UPDATE: I guess my radar's a little off. I realize this afternoon that the reason these comments are a story is that the authors are implying some sort of racism in the guy's commentary. "Certain parts of New York City or Chicago"... "or Baltimore" is supposed to be code, I guess.
Well, maybe. All the same, I've been to New York, I've been to Chicago, I've been to Baltimore, and there are certain parts of those cities that are objectively unsafe. They were having riots in Baltimore just recently, and Chicago's murder rate is periodically higher than Afghanistan's.
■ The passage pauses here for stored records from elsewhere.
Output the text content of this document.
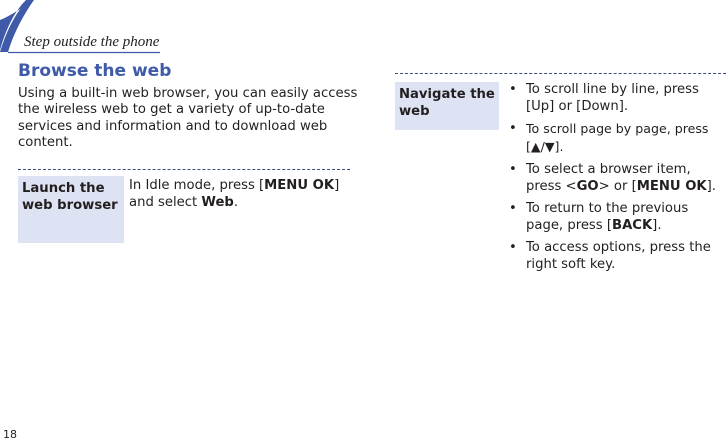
Step outside the phone
Browse the web

Using a built-in web browser, you can easily access the wireless web to get a variety of up-to-date services and information and to download web content.

Launch the web browser

In Idle mode, press [MENU OK] and select Web.

Navigate the web
• To scroll line by line, press [Up] or [Down].
• To scroll page by page, press [▲/▼].
• To select a browser item, press <GO> or [MENU OK].
• To return to the previous page, press [BACK].
• To access options, press the right soft key.
18
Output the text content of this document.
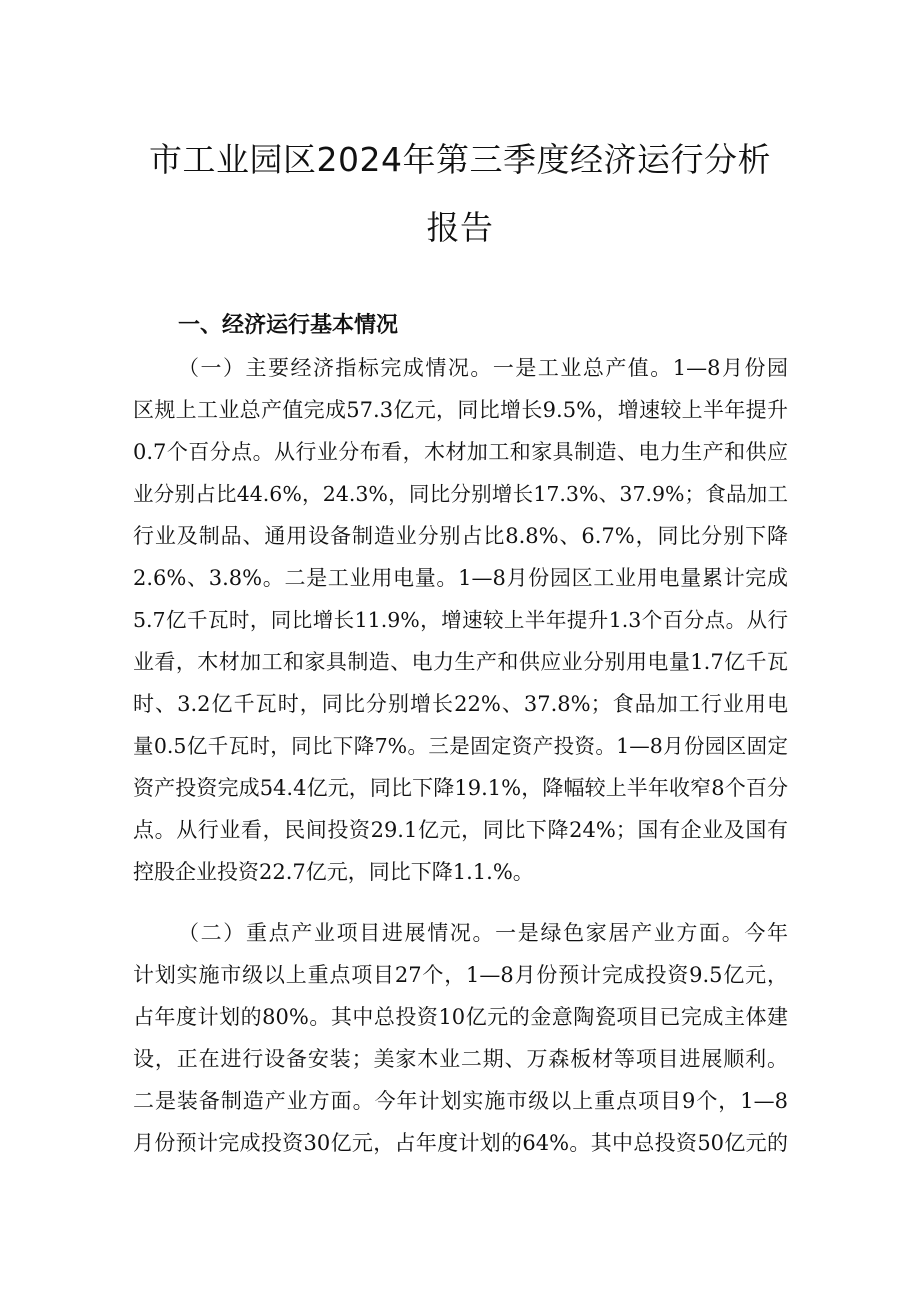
市工业园区2024年第三季度经济运行分析
报告
一、经济运行基本情况
（一）主要经济指标完成情况。一是工业总产值。1—8月份园
区规上工业总产值完成57.3亿元，同比增长9.5%，增速较上半年提升
0.7个百分点。从行业分布看，木材加工和家具制造、电力生产和供应
业分别占比44.6%，24.3%，同比分别增长17.3%、37.9%；食品加工
行业及制品、通用设备制造业分别占比8.8%、6.7%，同比分别下降
2.6%、3.8%。二是工业用电量。1—8月份园区工业用电量累计完成
5.7亿千瓦时，同比增长11.9%，增速较上半年提升1.3个百分点。从行
业看，木材加工和家具制造、电力生产和供应业分别用电量1.7亿千瓦
时、3.2亿千瓦时，同比分别增长22%、37.8%；食品加工行业用电
量0.5亿千瓦时，同比下降7%。三是固定资产投资。1—8月份园区固定
资产投资完成54.4亿元，同比下降19.1%，降幅较上半年收窄8个百分
点。从行业看，民间投资29.1亿元，同比下降24%；国有企业及国有
控股企业投资22.7亿元，同比下降1.1.%。
（二）重点产业项目进展情况。一是绿色家居产业方面。今年
计划实施市级以上重点项目27个，1—8月份预计完成投资9.5亿元，
占年度计划的80%。其中总投资10亿元的金意陶瓷项目已完成主体建
设，正在进行设备安装；美家木业二期、万森板材等项目进展顺利。
二是装备制造产业方面。今年计划实施市级以上重点项目9个，1—8
月份预计完成投资30亿元，占年度计划的64%。其中总投资50亿元的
I've also been to Jerusalem, and walking around Jerusalem even alone and late at night felt perfectly safe to me.
So, for what it's worth, if you're reading racism into his remarks it may not be appropriate. He may have been making a comment about Israel, not about race in America. That's how I read it at first.
UPDATE: Not to put too fine a point on it, but last weekend: 27 shootings, 9 fatal in Baltimore. Chicago? 56 shot over the same weekend, including a child. I don't see any for Jerusalem in the same period.
UPDATE: Murders are up in Manhattan too. And according to this list, Israel's total murder rate is 1.7 per 100,000 if you discount the deaths from the war; 1.8 per 100,000 if you don't. That's not great: most of Europe does much better than this, having rates in the zero-point range. The USA is 4.7 per 100,000. The Americas are the worst place in the world overall, even worse than Africa, with an average rate of 16.3. If you break it down by cities, all the worst places in the world are in the Americas, including two US cities: New Orleans and Baltimore.
So yeah. I think dude was objectively correct in his statements.